Chef Ramsay has helped many restaurateurs to succeed by forcing them to confront their delusions head on, and then giving them a leg up to start fresh. Kevin O’Leary does more or less the same thing by being brutally honest in his assessment of a given product or service. Its a requirement when it comes to investing with your own money.
If the concept of crowd funding is going to remain the trustworthy and useful tool that it is today, then participation in the concept must be taken with the same seriousness as any other business transaction.
But that is not happening. People are more often then not interacting with these crowd funding programs in the same way they interact with everything else online. They are jumping onto bandwagons and supporting this cause or that, at times based on little more then a youtube video.
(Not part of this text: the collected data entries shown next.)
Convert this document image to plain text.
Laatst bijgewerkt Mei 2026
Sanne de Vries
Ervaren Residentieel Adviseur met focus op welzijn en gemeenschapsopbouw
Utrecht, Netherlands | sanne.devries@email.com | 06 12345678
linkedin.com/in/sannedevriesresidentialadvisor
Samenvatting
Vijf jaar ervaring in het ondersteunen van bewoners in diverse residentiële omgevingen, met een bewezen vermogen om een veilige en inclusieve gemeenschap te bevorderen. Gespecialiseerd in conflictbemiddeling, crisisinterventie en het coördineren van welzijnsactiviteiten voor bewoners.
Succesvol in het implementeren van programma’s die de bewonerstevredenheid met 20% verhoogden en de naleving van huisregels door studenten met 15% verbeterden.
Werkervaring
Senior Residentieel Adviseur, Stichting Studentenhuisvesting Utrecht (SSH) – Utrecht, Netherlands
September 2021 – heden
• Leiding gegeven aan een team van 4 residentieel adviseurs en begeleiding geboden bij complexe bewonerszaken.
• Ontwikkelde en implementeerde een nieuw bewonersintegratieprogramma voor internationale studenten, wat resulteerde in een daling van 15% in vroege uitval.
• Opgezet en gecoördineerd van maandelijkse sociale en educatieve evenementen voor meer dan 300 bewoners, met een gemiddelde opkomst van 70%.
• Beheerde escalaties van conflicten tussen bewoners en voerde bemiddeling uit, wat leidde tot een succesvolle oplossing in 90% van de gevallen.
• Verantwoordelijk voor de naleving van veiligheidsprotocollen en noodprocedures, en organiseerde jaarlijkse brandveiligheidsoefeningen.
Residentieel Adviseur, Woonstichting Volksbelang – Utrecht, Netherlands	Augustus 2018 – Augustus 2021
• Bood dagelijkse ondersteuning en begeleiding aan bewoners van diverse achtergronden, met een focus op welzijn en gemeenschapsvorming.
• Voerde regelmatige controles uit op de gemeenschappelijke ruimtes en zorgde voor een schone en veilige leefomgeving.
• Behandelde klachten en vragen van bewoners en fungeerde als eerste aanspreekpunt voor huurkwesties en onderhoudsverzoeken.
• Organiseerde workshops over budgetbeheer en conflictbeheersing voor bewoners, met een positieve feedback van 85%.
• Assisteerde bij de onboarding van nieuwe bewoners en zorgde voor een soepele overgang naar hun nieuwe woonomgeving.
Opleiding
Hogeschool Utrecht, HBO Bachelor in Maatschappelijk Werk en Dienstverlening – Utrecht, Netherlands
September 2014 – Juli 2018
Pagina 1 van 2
All of this is only exaggerated by the fact that everyone seems to consider themselves an “expert” on many things nowadays (and not just those that tout the trio of Logic, Reason and Rationality. Though they tend to be the worst). This often continues when scientifically researched figures from REAL scientists (experts) are mentioned.
The video said this, so all you dissenters are just haters!
And then there is the selective hearing of this generation. It seems that the norm now is not listening to ANY criticism from anyone. This is most noticeable in places like college campuses and typically on a hot button set of topics, but it also is visible elsewhere. The majority of the commentary towards Solar Roadway’s criticism is an excellent example.
People that speak uncomfortable truths and facts in some contexts get labeled falsely as bigots, racists, sexist’s and other terms. And people that take on popular junk science get called “haters”.
Whether its Thunderf00t speaking about Solar Roadways or people like me speaking about quacks like Dr Oz, critics are “haters”.
We have to be more careful with how we utilize crowd funding services. Funding huge projects that end up going nowhere is not helpful to anyone. Starting funds for people that have hateful beliefs, to give a person a boost or to fund your vacation (I seen actually one like this recently!) are also not helpful.
Being charitable is a good trait that the world needs more of. But do not be stupid about it. Some crowd funded projects are a good investment into the future. But do not forget about the typical traditional charities.
In this time of silly and stupid giving patterns on crowd funding platforms, I fear that they are the most adversely affected by this uncritically examined behavior.